Here, in Lorin’s old haunts, they had drawn even closer together. All day she had walked in Lorin’s footsteps; and sometimes, surely, Lorin’s ghost had walked beside her.

“This was her home; this was the place she loved,” Polly announced, sure of it now.

“That’s right.” Garrett sighed. “That’s why, when I realized she was determined to spend most of the year here, I began doing everything I could to find a teaching job nearby, so I could be with her more of the time.”

“But you didn’t find one.”

“No; I found one, eventually. Only it was too late. I came dashing up here to tell her about it, she was gone. Hadn’t even left me a note.”

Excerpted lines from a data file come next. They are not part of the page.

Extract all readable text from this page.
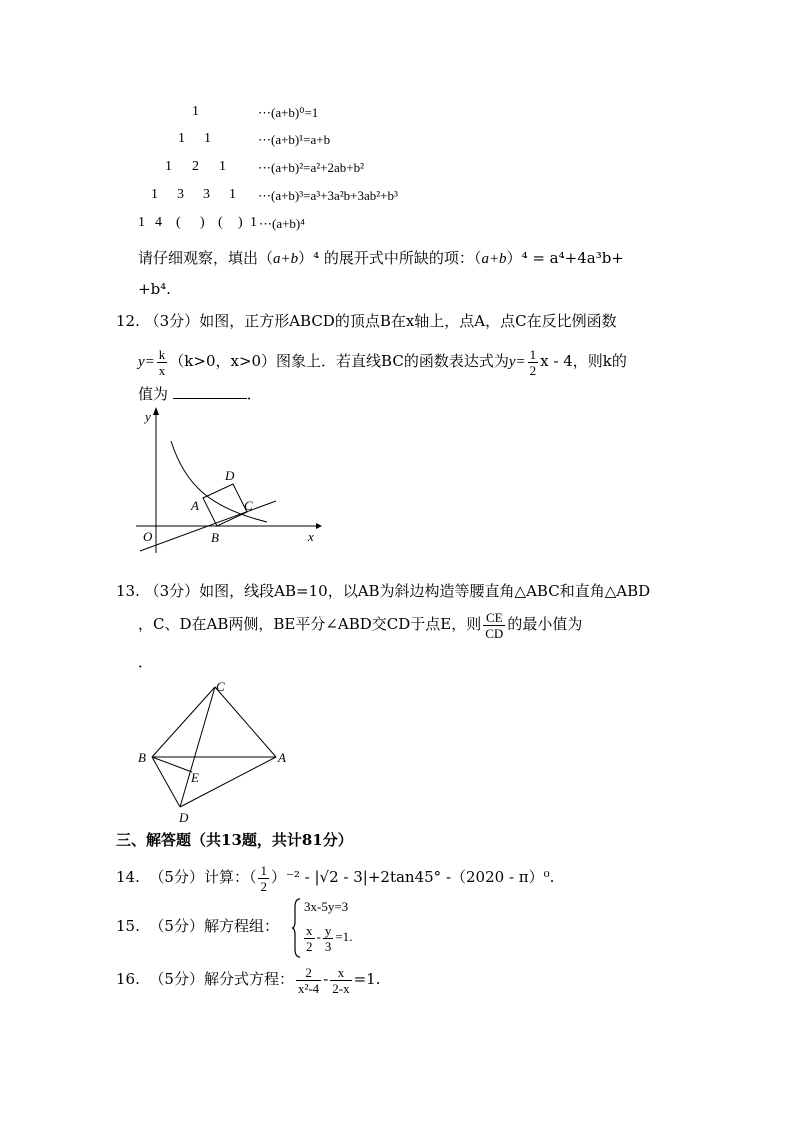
1	⋯(a+b)⁰=1
1 1	⋯(a+b)¹=a+b
1 2 1 ⋯(a+b)²=a²+2ab+b²
1 3 3 1 ⋯(a+b)³=a³+3a²b+3ab²+b³
1 4 ( ) ( ) 1 ⋯(a+b)⁴
请仔细观察，填出（a+b）⁴ 的展开式中所缺的项：（a+b）⁴ = a⁴+4a³b+
+b⁴.
12. （3分）如图，正方形ABCD的顶点B在x轴上，点A，点C在反比例函数
$y= \frac{k}{x} (k>0$，x>0）图象上．若直线BC的函数表达式为$y= \frac{1}{2}$ x - 4，则k的
值为	．
y
x
O
A
B
C
D
13. （3分）如图，线段AB=10，以AB为斜边构造等腰直角△ABC和直角△ABD
，C、D在AB两侧，BE平分∠ABD交CD于点E，则 $\frac{CE}{CD}$ 的最小值为
．
C
B	A
E
D
三、解答题（共13题，共计81分）
14. （5分）计算：（ $\frac{1}{2} )^{-2} - |√2 - 3|+2\tan 45^\circ$ -（2020 - π）⁰.
15. （5分）解方程组：
3x-5y=3
$\frac{x}{2} - \frac{y}{3} =1$.
16. （5分）解分式方程： $\frac{2}{\text{x²-4}} - \frac{x}{2-x} =1$.
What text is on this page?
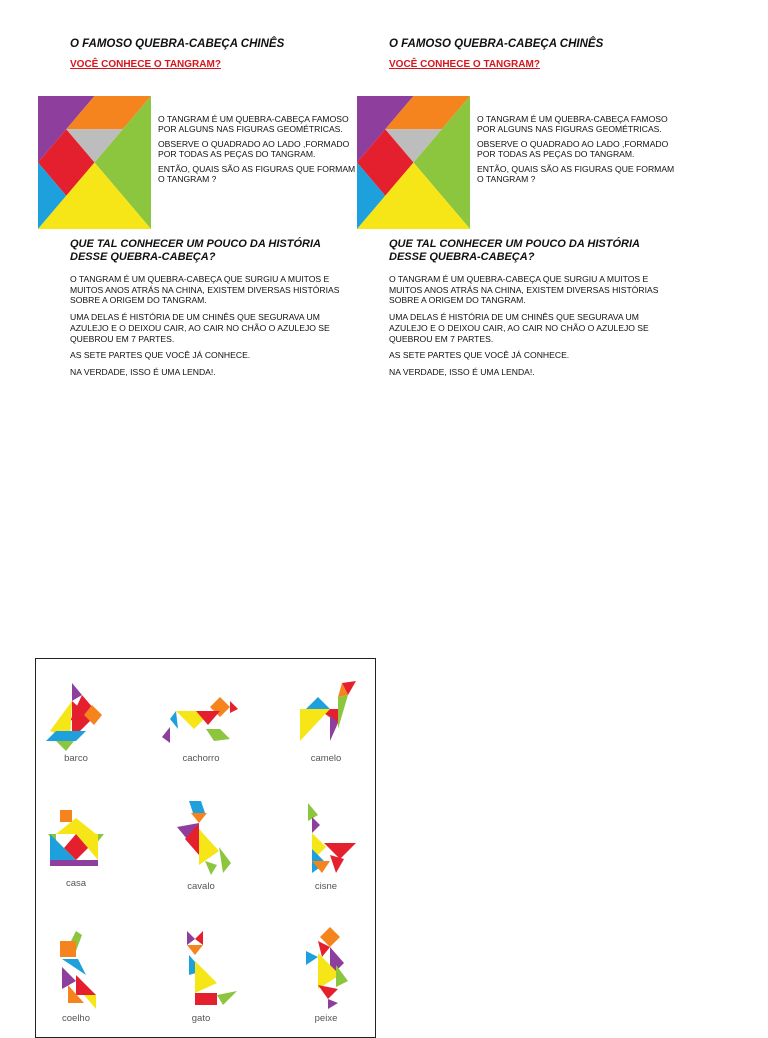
O FAMOSO QUEBRA-CABEÇA CHINÊS
VOCÊ CONHECE O TANGRAM?

O TANGRAM É UM QUEBRA-CABEÇA FAMOSO POR ALGUNS NAS FIGURAS GEOMÉTRICAS.

OBSERVE O QUADRADO AO LADO ,FORMADO POR TODAS AS PEÇAS DO TANGRAM.

ENTÃO, QUAIS SÃO AS FIGURAS QUE FORMAM O TANGRAM ?

QUE TAL CONHECER UM POUCO DA HISTÓRIA DESSE QUEBRA-CABEÇA?

O TANGRAM É UM QUEBRA-CABEÇA QUE SURGIU A MUITOS E MUITOS ANOS ATRÁS NA CHINA, EXISTEM DIVERSAS HISTÓRIAS SOBRE A ORIGEM DO TANGRAM.

UMA DELAS É HISTÓRIA DE UM CHINÊS QUE SEGURAVA UM AZULEJO E O DEIXOU CAIR, AO CAIR NO CHÃO O AZULEJO SE QUEBROU EM 7 PARTES.

AS SETE PARTES QUE VOCÊ JÁ CONHECE.

NA VERDADE, ISSO É UMA LENDA!.

O FAMOSO QUEBRA-CABEÇA CHINÊS
VOCÊ CONHECE O TANGRAM?

O TANGRAM É UM QUEBRA-CABEÇA FAMOSO POR ALGUNS NAS FIGURAS GEOMÉTRICAS.

OBSERVE O QUADRADO AO LADO ,FORMADO POR TODAS AS PEÇAS DO TANGRAM.

ENTÃO, QUAIS SÃO AS FIGURAS QUE FORMAM O TANGRAM ?

QUE TAL CONHECER UM POUCO DA HISTÓRIA DESSE QUEBRA-CABEÇA?

O TANGRAM É UM QUEBRA-CABEÇA QUE SURGIU A MUITOS E MUITOS ANOS ATRÁS NA CHINA, EXISTEM DIVERSAS HISTÓRIAS SOBRE A ORIGEM DO TANGRAM.

UMA DELAS É HISTÓRIA DE UM CHINÊS QUE SEGURAVA UM AZULEJO E O DEIXOU CAIR, AO CAIR NO CHÃO O AZULEJO SE QUEBROU EM 7 PARTES.

AS SETE PARTES QUE VOCÊ JÁ CONHECE.

NA VERDADE, ISSO É UMA LENDA!.

barco	cachorro	camelo
casa	cavalo	cisne
coelho	gato	peixe
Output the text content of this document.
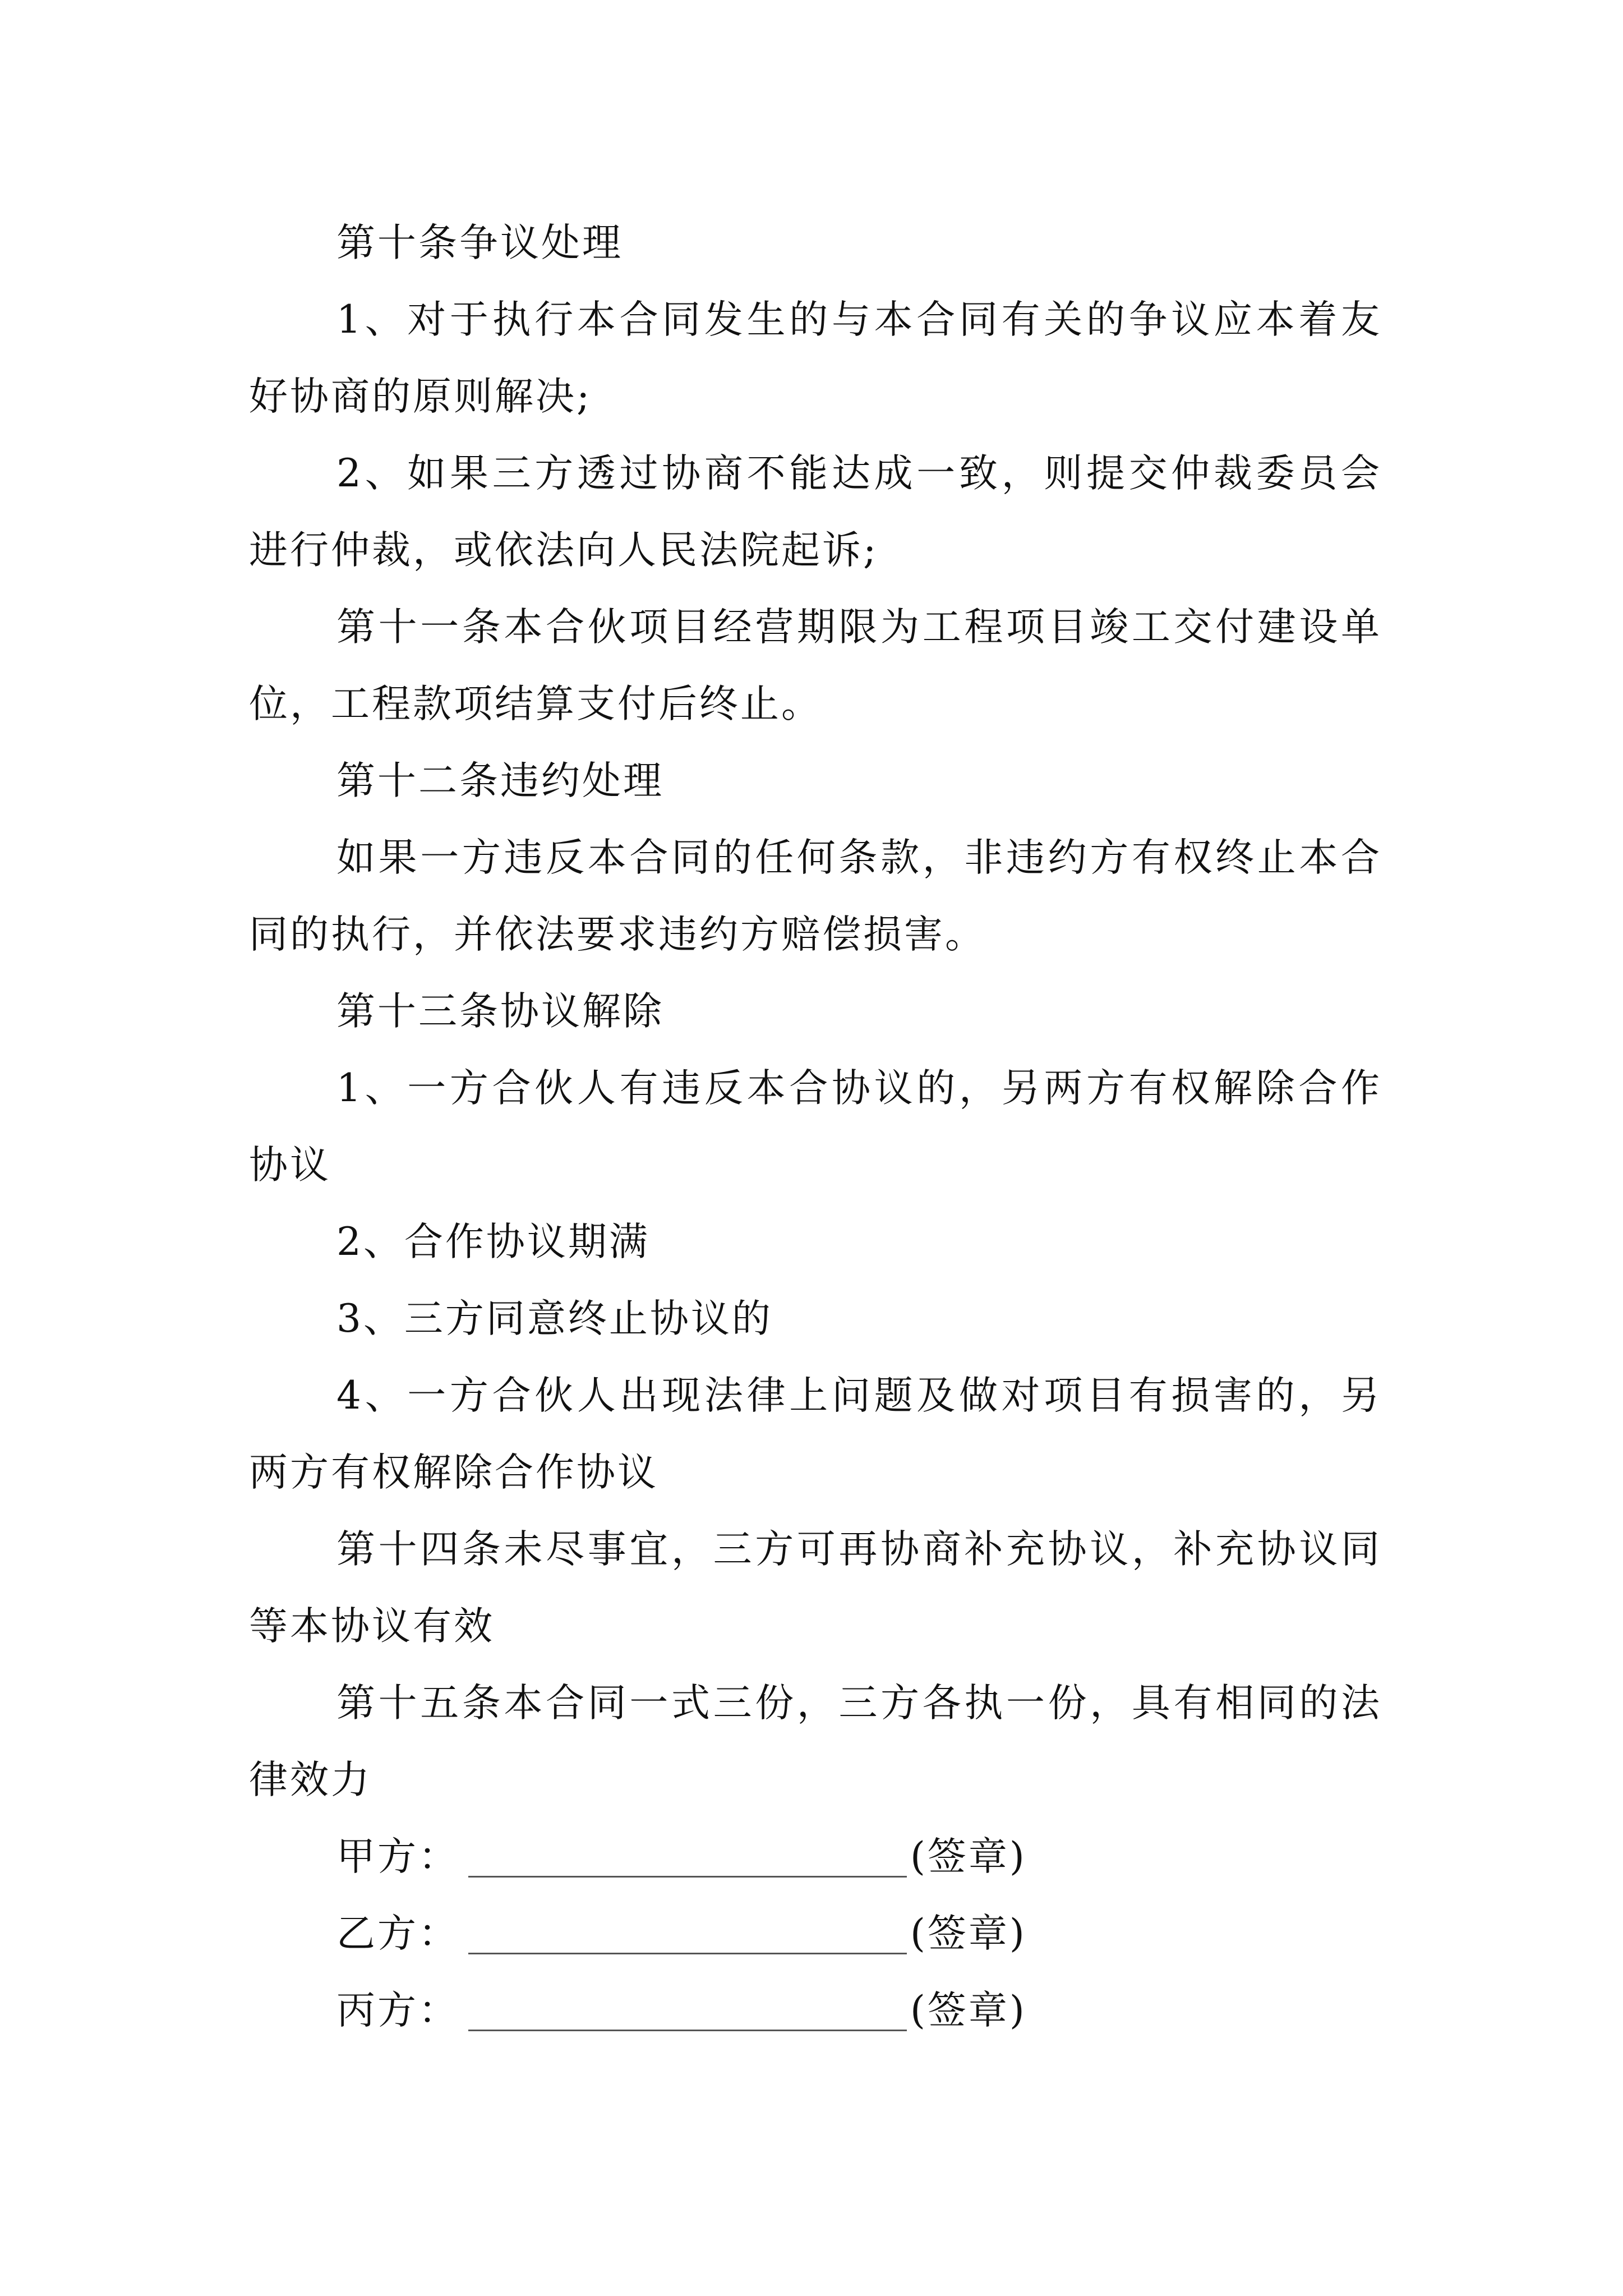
第十条争议处理

1、对于执行本合同发生的与本合同有关的争议应本着友好协商的原则解决;

2、如果三方透过协商不能达成一致，则提交仲裁委员会进行仲裁，或依法向人民法院起诉;

第十一条本合伙项目经营期限为工程项目竣工交付建设单位，工程款项结算支付后终止。

第十二条违约处理

如果一方违反本合同的任何条款，非违约方有权终止本合同的执行，并依法要求违约方赔偿损害。

第十三条协议解除

1、一方合伙人有违反本合协议的，另两方有权解除合作协议

2、合作协议期满

3、三方同意终止协议的

4、一方合伙人出现法律上问题及做对项目有损害的，另两方有权解除合作协议

第十四条未尽事宜，三方可再协商补充协议，补充协议同等本协议有效

第十五条本合同一式三份，三方各执一份，具有相同的法律效力

甲方：	(签章)
乙方：	(签章)
丙方：	(签章)
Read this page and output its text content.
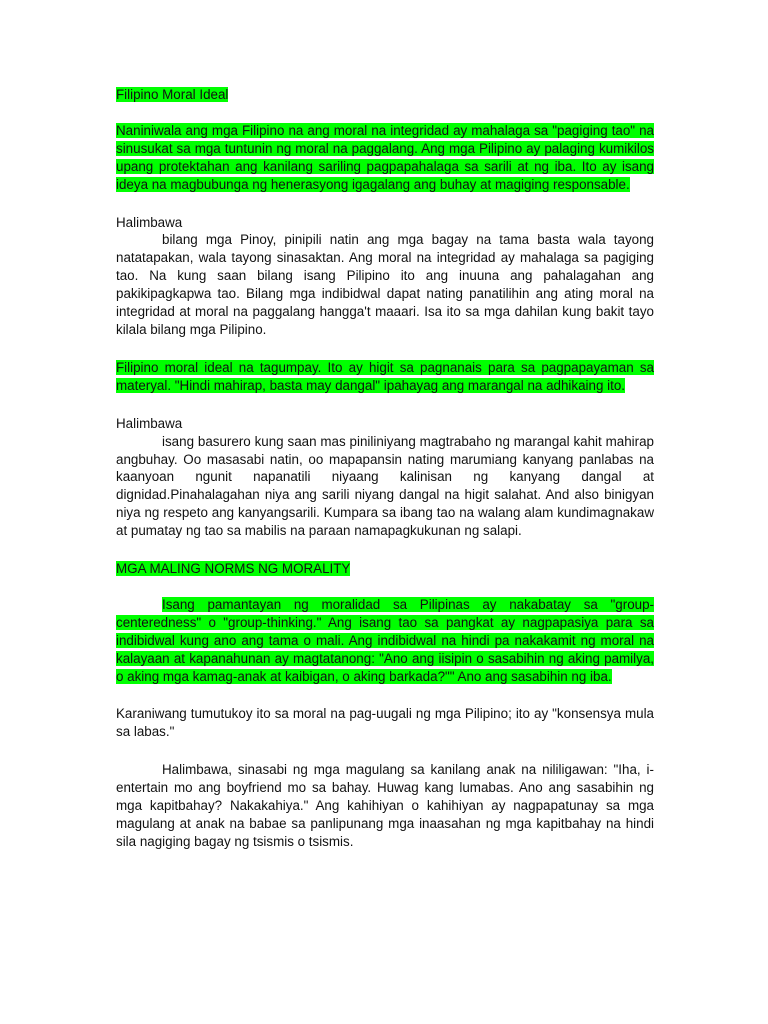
Filipino Moral Ideal

Naniniwala ang mga Filipino na ang moral na integridad ay mahalaga sa "pagiging tao" na sinusukat sa mga tuntunin ng moral na paggalang. Ang mga Pilipino ay palaging kumikilos upang protektahan ang kanilang sariling pagpapahalaga sa sarili at ng iba. Ito ay isang ideya na magbubunga ng henerasyong igagalang ang buhay at magiging responsable.

Halimbawa

bilang mga Pinoy, pinipili natin ang mga bagay na tama basta wala tayong natatapakan, wala tayong sinasaktan. Ang moral na integridad ay mahalaga sa pagiging tao. Na kung saan bilang isang Pilipino ito ang inuuna ang pahalagahan ang pakikipagkapwa tao. Bilang mga indibidwal dapat nating panatilihin ang ating moral na integridad at moral na paggalang hangga't maaari. Isa ito sa mga dahilan kung bakit tayo kilala bilang mga Pilipino.

Filipino moral ideal na tagumpay. Ito ay higit sa pagnanais para sa pagpapayaman sa materyal. "Hindi mahirap, basta may dangal" ipahayag ang marangal na adhikaing ito.

Halimbawa

isang basurero kung saan mas piniliniyang magtrabaho ng marangal kahit mahirap angbuhay. Oo masasabi natin, oo mapapansin nating marumiang kanyang panlabas na kaanyoan ngunit napanatili niyaang kalinisan ng kanyang dangal at dignidad.Pinahalagahan niya ang sarili niyang dangal na higit salahat. And also binigyan niya ng respeto ang kanyangsarili. Kumpara sa ibang tao na walang alam kundimagnakaw at pumatay ng tao sa mabilis na paraan namapagkukunan ng salapi.

MGA MALING NORMS NG MORALITY

Isang pamantayan ng moralidad sa Pilipinas ay nakabatay sa "group-centeredness" o "group-thinking." Ang isang tao sa pangkat ay nagpapasiya para sa indibidwal kung ano ang tama o mali. Ang indibidwal na hindi pa nakakamit ng moral na kalayaan at kapanahunan ay magtatanong: "Ano ang iisipin o sasabihin ng aking pamilya, o aking mga kamag-anak at kaibigan, o aking barkada?"" Ano ang sasabihin ng iba.

Karaniwang tumutukoy ito sa moral na pag-uugali ng mga Pilipino; ito ay "konsensya mula sa labas."

Halimbawa, sinasabi ng mga magulang sa kanilang anak na nililigawan: "Iha, i-entertain mo ang boyfriend mo sa bahay. Huwag kang lumabas. Ano ang sasabihin ng mga kapitbahay? Nakakahiya." Ang kahihiyan o kahihiyan ay nagpapatunay sa mga magulang at anak na babae sa panlipunang mga inaasahan ng mga kapitbahay na hindi sila nagiging bagay ng tsismis o tsismis.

“That’s hard,” Polly exclaimed.

“It about killed me, at the time. If you want to know.” Garrett nodded slowly twice. “You see, I’d had no idea. ... Laura’d never complained, never said anything. Only, more and more, she started avoiding me. And she wouldn’t talk to me about her work any longer. I guess I should have known; but she was always such a solitary person, and it came on so gradually. That last year or so —” He stared into the middle distance. “I knew she’d hit some kind of a serious block, but she wouldn’t let me help her, or make any suggestions about her painting. Finally, she wouldn’t even show me what she was working on. After dinner she’d go up to her studio and shut herself in. If I knocked on the door she wouldn’t answer. Sometimes she’d stay in there for hours, till it was past midnight or later, and I gave up waiting for her and went to bed.”